希望の視野が広がったと言うわけではなく、キリストが天に昇ったということによっ

て開かれた救いの領域が現実的になったということでもありません。依然として、キ

リストの昇天の秘儀は秘儀としてとどまっています。しかし、キリストの十字架と復

活、そして昇天を通して示される神の愛に触れるならば、わたしたちが生きる時間と

空間を包み、それを超える恵みに触れることになります。わたしたちが生きるのは、

最早この世からではなく、この恵みから生きるものとなるのです。

 ハイデルベルグ信仰問答が語る「キリストの昇天の益」は、昇天によって、キリス

トが御父の面前でわたしたちの執り成し手となってくださるということ、わたしたち

はそれによってわたしたちの身体の一部を天に持つようになり、やがてわたしたちの

身体全体が天に引き上げられることの保証を得ていると言うこと、そして、この昇天

によって天から聖霊が送られ、わたしたちがこの地上のものではなく天上のものを求

めることができるようになったこと、これらの三つの点をあげます。

 天に昇られたキリストを見ることによって、使徒たちが確認したことは、そこです

べてが終わったということではありません。

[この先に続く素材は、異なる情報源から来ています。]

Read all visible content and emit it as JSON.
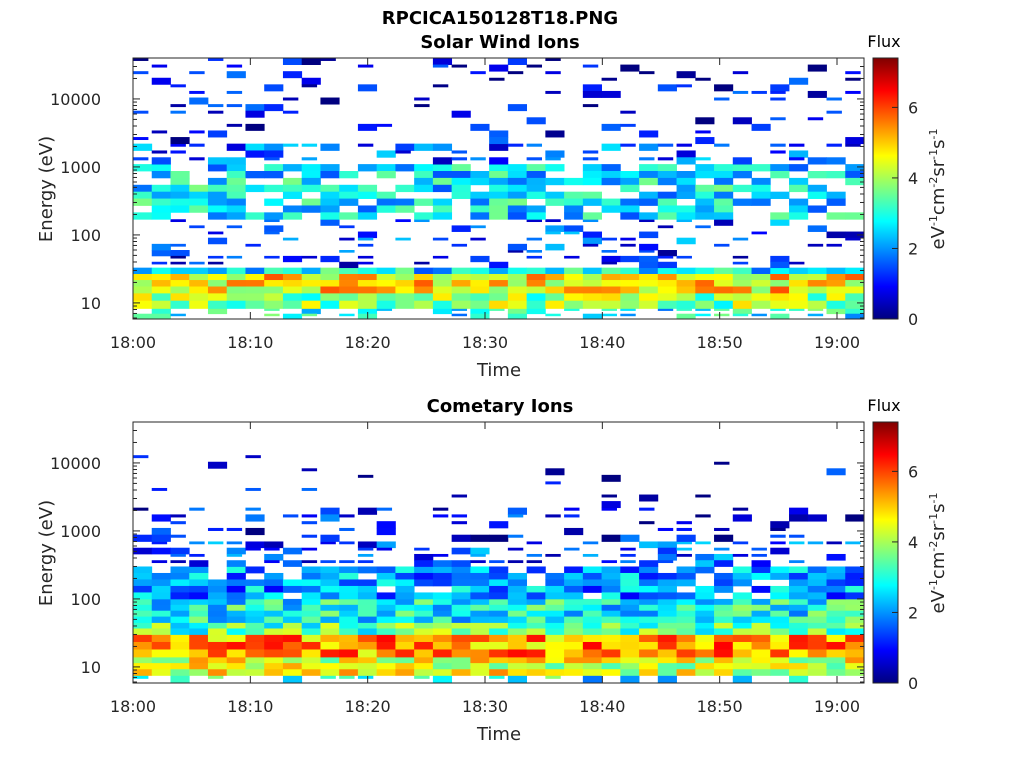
{
  "figure": {
    "title": "RPCICA150128T18.PNG"
  },
  "colormap": {
    "name": "jet",
    "stops": [
      "#00007f",
      "#0000ff",
      "#007fff",
      "#00ffff",
      "#7fff7f",
      "#ffff00",
      "#ff7f00",
      "#ff0000",
      "#7f0000"
    ]
  },
  "chart_data": [
    {
      "type": "heatmap",
      "id": "solar",
      "title": "Solar Wind Ions",
      "xlabel": "Time",
      "ylabel": "Energy (eV)",
      "y_scale": "log",
      "x_ticks": [
        "18:00",
        "18:10",
        "18:20",
        "18:30",
        "18:40",
        "18:50",
        "19:00"
      ],
      "x_tick_minutes": [
        0,
        10,
        20,
        30,
        40,
        50,
        60
      ],
      "xlim_minutes": [
        0,
        62.3
      ],
      "y_ticks": [
        "10",
        "100",
        "1000",
        "10000"
      ],
      "y_tick_values": [
        10,
        100,
        1000,
        10000
      ],
      "ylim": [
        5.8,
        40000
      ],
      "colorbar": {
        "label": "Flux",
        "units": "eV⁻¹cm⁻²sr⁻¹s⁻¹",
        "ticks": [
          "0",
          "2",
          "4",
          "6"
        ],
        "tick_values": [
          0,
          2,
          4,
          6
        ],
        "range": [
          0,
          7.4
        ]
      },
      "time_bins": 39,
      "flux_bands": [
        {
          "e_min": 5.8,
          "e_max": 8.3,
          "flux_mean": 2.8,
          "coverage": 0.55
        },
        {
          "e_min": 8.3,
          "e_max": 14,
          "flux_mean": 3.8,
          "coverage": 1.0
        },
        {
          "e_min": 14,
          "e_max": 27,
          "flux_mean": 4.8,
          "coverage": 1.0
        },
        {
          "e_min": 27,
          "e_max": 33,
          "flux_mean": 2.6,
          "coverage": 1.0
        },
        {
          "e_min": 33,
          "e_max": 60,
          "flux_mean": 1.2,
          "coverage": 0.28
        },
        {
          "e_min": 60,
          "e_max": 170,
          "flux_mean": 1.4,
          "coverage": 0.35
        },
        {
          "e_min": 170,
          "e_max": 1100,
          "flux_mean": 2.6,
          "coverage": 0.72
        },
        {
          "e_min": 1100,
          "e_max": 2200,
          "flux_mean": 1.5,
          "coverage": 0.5
        },
        {
          "e_min": 2200,
          "e_max": 40000,
          "flux_mean": 0.7,
          "coverage": 0.2
        }
      ]
    },
    {
      "type": "heatmap",
      "id": "comet",
      "title": "Cometary Ions",
      "xlabel": "Time",
      "ylabel": "Energy (eV)",
      "y_scale": "log",
      "x_ticks": [
        "18:00",
        "18:10",
        "18:20",
        "18:30",
        "18:40",
        "18:50",
        "19:00"
      ],
      "x_tick_minutes": [
        0,
        10,
        20,
        30,
        40,
        50,
        60
      ],
      "xlim_minutes": [
        0,
        62.3
      ],
      "y_ticks": [
        "10",
        "100",
        "1000",
        "10000"
      ],
      "y_tick_values": [
        10,
        100,
        1000,
        10000
      ],
      "ylim": [
        5.8,
        40000
      ],
      "colorbar": {
        "label": "Flux",
        "units": "eV⁻¹cm⁻²sr⁻¹s⁻¹",
        "ticks": [
          "0",
          "2",
          "4",
          "6"
        ],
        "tick_values": [
          0,
          2,
          4,
          6
        ],
        "range": [
          0,
          7.4
        ]
      },
      "time_bins": 39,
      "flux_bands": [
        {
          "e_min": 5.8,
          "e_max": 7.5,
          "flux_mean": 2.8,
          "coverage": 0.4
        },
        {
          "e_min": 7.5,
          "e_max": 14,
          "flux_mean": 4.4,
          "coverage": 1.0
        },
        {
          "e_min": 14,
          "e_max": 30,
          "flux_mean": 5.4,
          "coverage": 1.0
        },
        {
          "e_min": 30,
          "e_max": 45,
          "flux_mean": 3.4,
          "coverage": 1.0
        },
        {
          "e_min": 45,
          "e_max": 100,
          "flux_mean": 2.8,
          "coverage": 1.0
        },
        {
          "e_min": 100,
          "e_max": 300,
          "flux_mean": 2.0,
          "coverage": 0.85
        },
        {
          "e_min": 300,
          "e_max": 700,
          "flux_mean": 1.4,
          "coverage": 0.55
        },
        {
          "e_min": 700,
          "e_max": 2200,
          "flux_mean": 0.9,
          "coverage": 0.32
        },
        {
          "e_min": 2200,
          "e_max": 13000,
          "flux_mean": 0.6,
          "coverage": 0.05
        }
      ]
    }
  ]
}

ナザレのイエスの生涯はそこで終わりま

すが、そこから新しい時、聖霊の時が始まります。「昇天」が使徒のはたらきの「起

点」になっているのです。昇天を信じるということは、天を見上げてジッとそこを見

つめていることではありません。聖霊を受けて、地の果てまで主の死と復活の証人と

なり、世界の果てまで遣わされて行くのです。わたしたちと同じ肉を取られた主イエ

ス、わたしたちの罪と死を負われた主が、天に場所を持ち、そこから聖なる霊を送っ

てくださるのですから、わたしたちの生は垂直に広がります。また、主イエスのから

だとわたしたちのからだが合わされる時に向かって生きることができるのです。